Laparoscopic cholecystectomy. A prospective study of outcome in 100 unselected patients.

1992 
OBJECTIVE: To describe the outcome of laparoscopic (percutaneous) cholecystectomy in the management of gallbladder stones. PATIENTS AND METHODS: One hundred unselected consecutive patients referred for cholecystectomy, or admitted as emergencies with complicated gallbladder disease. Ten patients had acute cholecystitis, three had empyema, three had gallstone pancreatitis, and 11 had a history of recent jaundice. Common bile duct stones were dealt with by endoscopic sphincterotomy. OUTCOME MEASURES: Intraoperative and postoperative complications, 30-day mortality rate, duration of hospital stay, and length of postoperative disability.
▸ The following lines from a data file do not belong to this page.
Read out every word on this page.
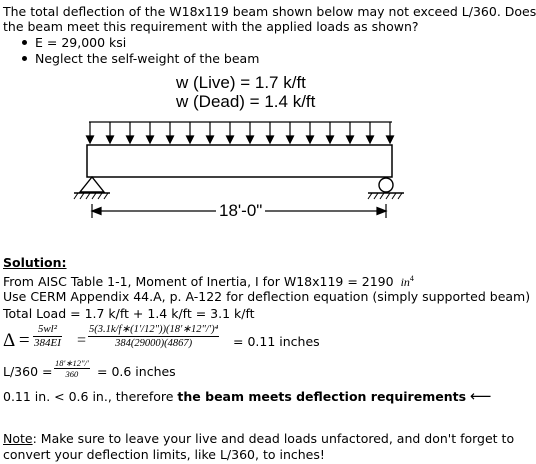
The total deflection of the W18x119 beam shown below may not exceed L/360. Does
the beam meet this requirement with the applied loads as shown?
E = 29,000 ksi
Neglect the self-weight of the beam
w (Live) = 1.7 k/ft
w (Dead) = 1.4 k/ft
18'-0"
Solution:
From AISC Table 1-1, Moment of Inertia, I for W18x119 = 2190 $in^4$
Use CERM Appendix 44.A, p. A-122 for deflection equation (simply supported beam)
Total Load = 1.7 k/ft + 1.4 k/ft = 3.1 k/ft
$\Delta = \frac{\text{5wl²}}{384EI} = \frac{\text{5(3.1k/f∗(1'/12"))(18'∗12"/')⁴}}{384(29000)(4867)} = 0.11$ inches
$L/360 = \frac{18'∗12"/'}{360} = 0.6$ inches
0.11 in. < 0.6 in., therefore the beam meets deflection requirements ⟵
Note: Make sure to leave your live and dead loads unfactored, and don't forget to
convert your deflection limits, like L/360, to inches!
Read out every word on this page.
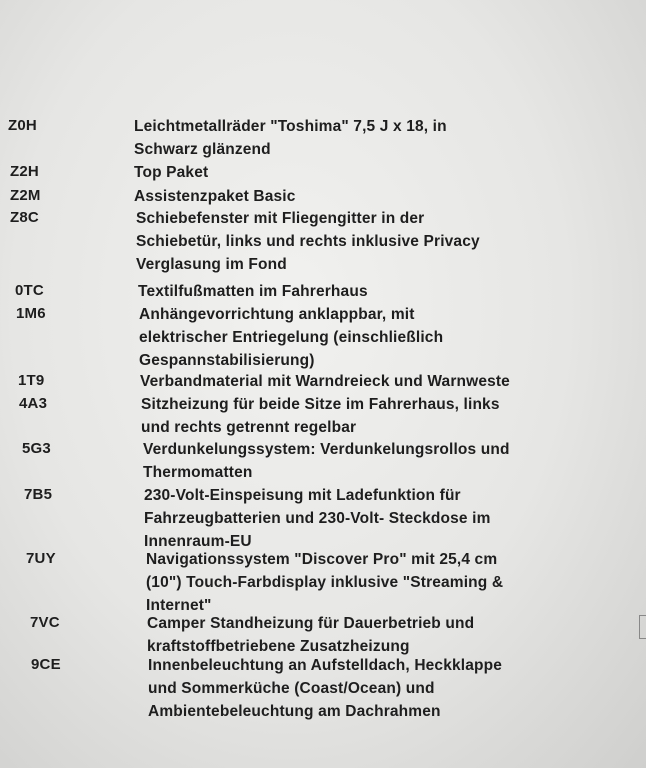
Z0H	Leichtmetallräder "Toshima" 7,5 J x 18, in
Schwarz glänzend
Z2H	Top Paket
Z2M	Assistenzpaket Basic
Z8C	Schiebefenster mit Fliegengitter in der
Schiebetür, links und rechts inklusive Privacy
Verglasung im Fond
0TC	Textilfußmatten im Fahrerhaus
1M6	Anhängevorrichtung anklappbar, mit
elektrischer Entriegelung (einschließlich
Gespannstabilisierung)
1T9	Verbandmaterial mit Warndreieck und Warnweste
4A3	Sitzheizung für beide Sitze im Fahrerhaus, links
und rechts getrennt regelbar
5G3	Verdunkelungssystem: Verdunkelungsrollos und
Thermomatten
7B5	230-Volt-Einspeisung mit Ladefunktion für
Fahrzeugbatterien und 230-Volt- Steckdose im
Innenraum-EU
7UY	Navigationssystem "Discover Pro" mit 25,4 cm
(10") Touch-Farbdisplay inklusive "Streaming &
Internet"
7VC	Camper Standheizung für Dauerbetrieb und
kraftstoffbetriebene Zusatzheizung
9CE	Innenbeleuchtung an Aufstelldach, Heckklappe
und Sommerküche (Coast/Ocean) und
Ambientebeleuchtung am Dachrahmen
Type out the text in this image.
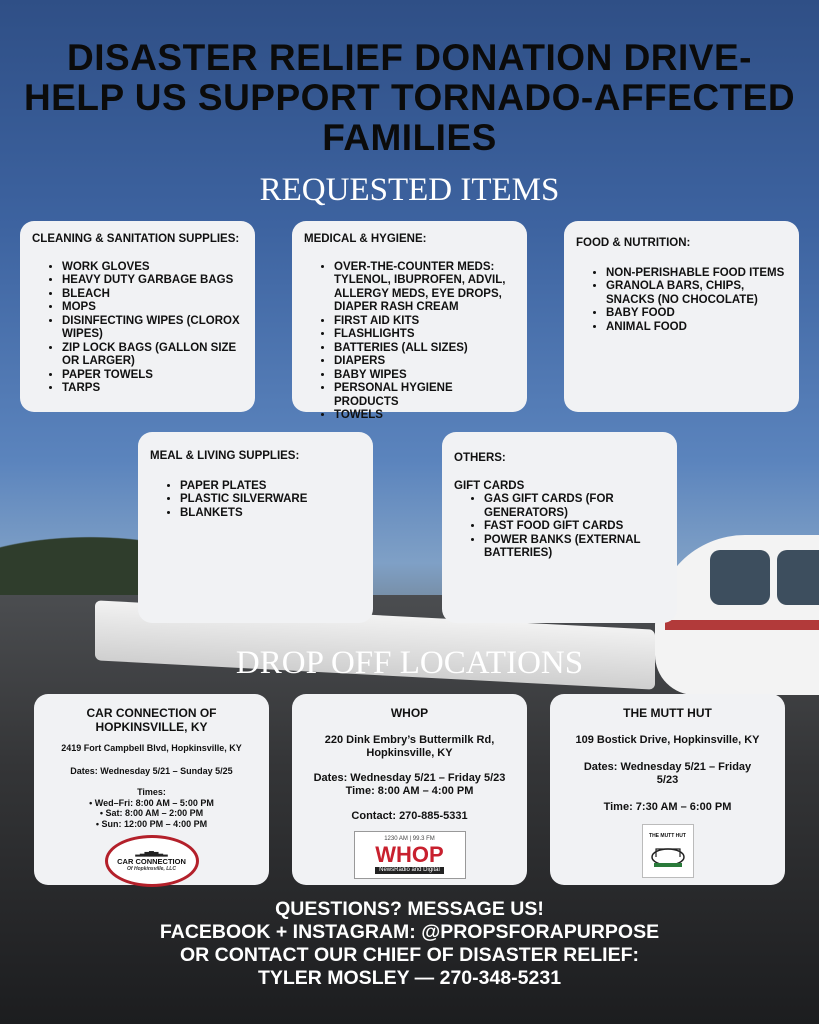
DISASTER RELIEF DONATION DRIVE-
HELP US SUPPORT TORNADO-AFFECTED
FAMILIES
REQUESTED ITEMS
CLEANING & SANITATION SUPPLIES:
• WORK GLOVES
• HEAVY DUTY GARBAGE BAGS
• BLEACH
• MOPS
• DISINFECTING WIPES (CLOROX WIPES)
• ZIP LOCK BAGS (GALLON SIZE OR LARGER)
• PAPER TOWELS
• TARPS
MEDICAL & HYGIENE:
• OVER-THE-COUNTER MEDS: TYLENOL, IBUPROFEN, ADVIL, ALLERGY MEDS, EYE DROPS, DIAPER RASH CREAM
• FIRST AID KITS
• FLASHLIGHTS
• BATTERIES (ALL SIZES)
• DIAPERS
• BABY WIPES
• PERSONAL HYGIENE PRODUCTS
• TOWELS
FOOD & NUTRITION:
• NON-PERISHABLE FOOD ITEMS
• GRANOLA BARS, CHIPS, SNACKS (NO CHOCOLATE)
• BABY FOOD
• ANIMAL FOOD
MEAL & LIVING SUPPLIES:
• PAPER PLATES
• PLASTIC SILVERWARE
• BLANKETS
OTHERS:
GIFT CARDS
• GAS GIFT CARDS (FOR GENERATORS)
• FAST FOOD GIFT CARDS
• POWER BANKS (EXTERNAL BATTERIES)
DROP OFF LOCATIONS
CAR CONNECTION OF HOPKINSVILLE, KY
2419 Fort Campbell Blvd, Hopkinsville, KY
Dates: Wednesday 5/21 – Sunday 5/25
Times:
• Wed–Fri: 8:00 AM – 5:00 PM
• Sat: 8:00 AM – 2:00 PM
• Sun: 12:00 PM – 4:00 PM
▂▃▅▆▅▃▂
CAR CONNECTION
Of Hopkinsville, LLC
WHOP
220 Dink Embry’s Buttermilk Rd, Hopkinsville, KY
Dates: Wednesday 5/21 – Friday 5/23
Time: 8:00 AM – 4:00 PM
Contact: 270-885-5331
1230 AM | 99.3 FM
WHOP
NewsRadio and Digital
THE MUTT HUT
109 Bostick Drive, Hopkinsville, KY
Dates: Wednesday 5/21 – Friday 5/23
Time: 7:30 AM – 6:00 PM
THE MUTT HUT
QUESTIONS? MESSAGE US!
FACEBOOK + INSTAGRAM: @PROPSFORAPURPOSE
OR CONTACT OUR CHIEF OF DISASTER RELIEF:
TYLER MOSLEY — 270-348-5231
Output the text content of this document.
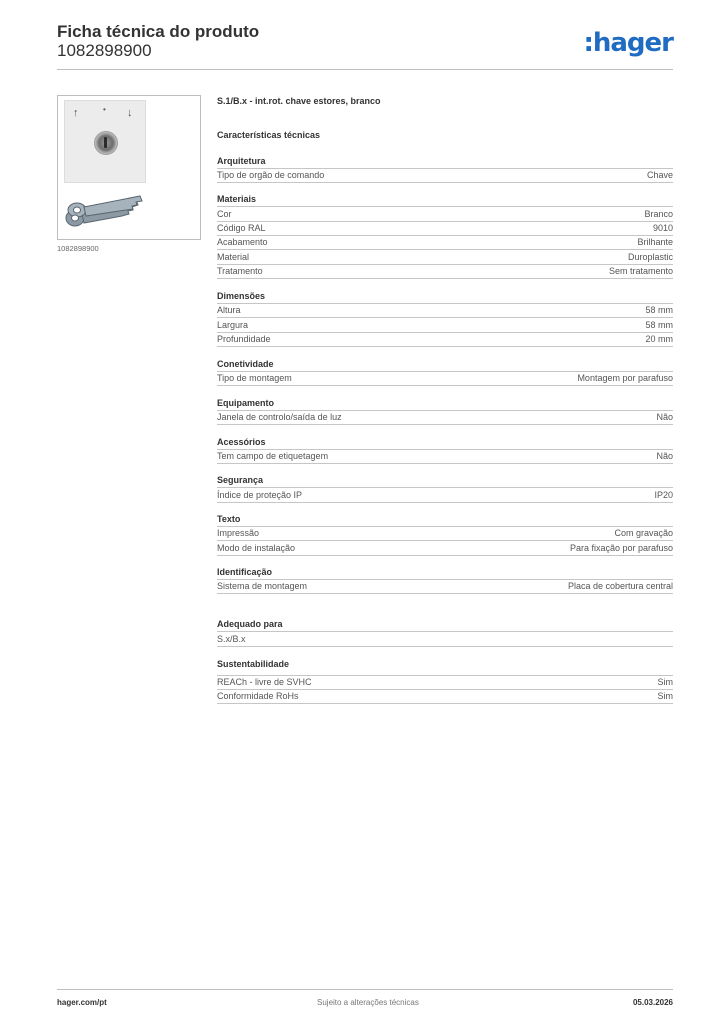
Ficha técnica do produto
1082898900	:hager
↑	• ↓
1082898900
S.1/B.x - int.rot. chave estores, branco
Características técnicas
Arquitetura
Tipo de orgão de comando	Chave
Materiais
Cor	Branco
Código RAL	9010
Acabamento	Brilhante
Material	Duroplastic
Tratamento	Sem tratamento
Dimensões
Altura	58 mm
Largura	58 mm
Profundidade	20 mm
Conetividade
Tipo de montagem	Montagem por parafuso
Equipamento
Janela de controlo/saída de luz	Não
Acessórios
Tem campo de etiquetagem	Não
Segurança
Índice de proteção IP	IP20
Texto
Impressão	Com gravação
Modo de instalação	Para fixação por parafuso
Identificação
Sistema de montagem	Placa de cobertura central
Adequado para
S.x/B.x
Sustentabilidade
REACh - livre de SVHC	Sim
Conformidade RoHs	Sim
hager.com/pt	Sujeito a alterações técnicas	05.03.2026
RESULTS: Three patients were excluded and underwent open cholecystectomy. Laparoscopic cholecystectomy was attempted in the remaining 97, and successfully completed in 87; 10 were converted to open cholecystectomy. There were no significant intraoperative complications. Two patients had a postoperative haemorrhage and one had a transient bile leak; none required reoperation. There was one death from myocardial infarction 12 days after operation. Minor complications occurred in 12 patients. Mean operating time was 88 minutes. The average length of hospital stay was 72 hours, and most patients returned to normal activities after seven days. CONCLUSIONS: Laparoscopic cholecystectomy offers an outcome comparable to standard cholecystectomy and is applicable to 90% of patients requiring removal of the gallbladder. Laparoscopic cholecystectomy has significant advantages over open cholecystectomy in terms of reduced postoperative pain and disability.